18. “I DONT WANT 2 B UR FRIEND” by Devon: The new single from music mastermind Devon wastes no time. Right from the start, it explodes into this massive wall of sound, an arrangement thrumming and bursting with indie-rock rhythms and sugary electro-pop beats.
19. “Shy” by The Big Takeover: Every single song from New York reggae band The Big Takeover is a dream, but their newest single hearkens back to the days of 60s fun and sunshine. It’s a quick-swinging retro romp pulsing and pounding with percussion, aided by cool vocals and a zippy brass section.
20. “Nothing Has To Be True” by First Aid Kit: Off their 2018 album, “Nothing Has To Be True” is a heartbreaking work of genius from Swedish folk duo First Aid Kit. It takes its time growing from a minimalist base to an emotional gut-punch, but both sides of the spectrum here are a masterclass in infusing meaning and feeling into music.
21. “Dream On My Baby” by Dom Louis: Elusive new singer-songwriter Dom Louis is writing us lullabies. On his debut single, he offers a lovely and loving ballad built on acoustic strumming, distant string swells, and his hazy vocals.
22. “Lita’s Place” by Exiled: Roaring from the get-go, the new single from UK alt-rockers Exiled is a killer example of indie-rock. It’s the kind of song that’ll have you drumming on your thighs, banging your head, and belting at the top of your lungs, but there are gentler moments too where things turn tender before the arrangement is sent yelling once again.

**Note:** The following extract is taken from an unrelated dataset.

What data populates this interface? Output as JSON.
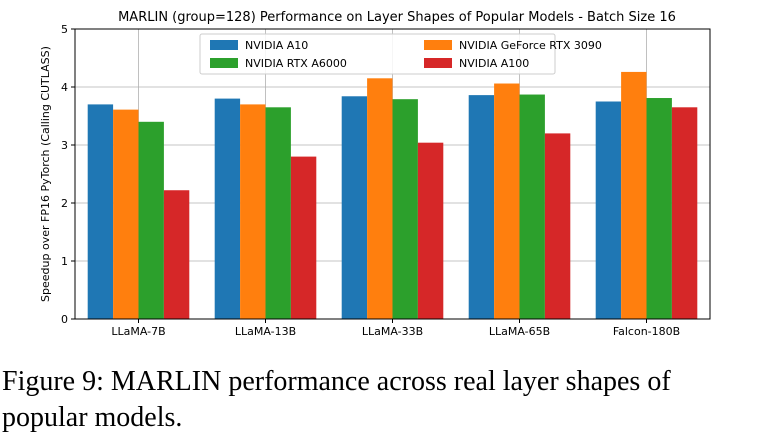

23. “Bitter Winter” by Erin Anne: LA rocker Erin Anne has mastered her art. She knows exactly what she wants to do with her work, so each release, including “Bitter Winter,” is a dynamic smash of fuzzy lo-fi production propelled forward by Erin’s searing rock skill and sugary-sweet rebellion.
24. “I Think I’ll Just Stay Here And Drink” by Merle Haggard: One of the most prolific country crooners, Merle could have had any tune on this list, but we’ve been stuck on this one. It’s got the goods — those wailing keys, his gritty vocals, and a whole lot of flavorful country twang.
25. “Flowerdust” by Hajk: If you’re not listening closely enough, you might think “Flowerdust” was one of Lake Street Dive’s softer songs, but it’s not — it’s a stunning effort from Norwegian indie band Hajk. The whole composition is lush, led by shimmering percussion and dreamy vocals, each element joining to deliver something supremely special.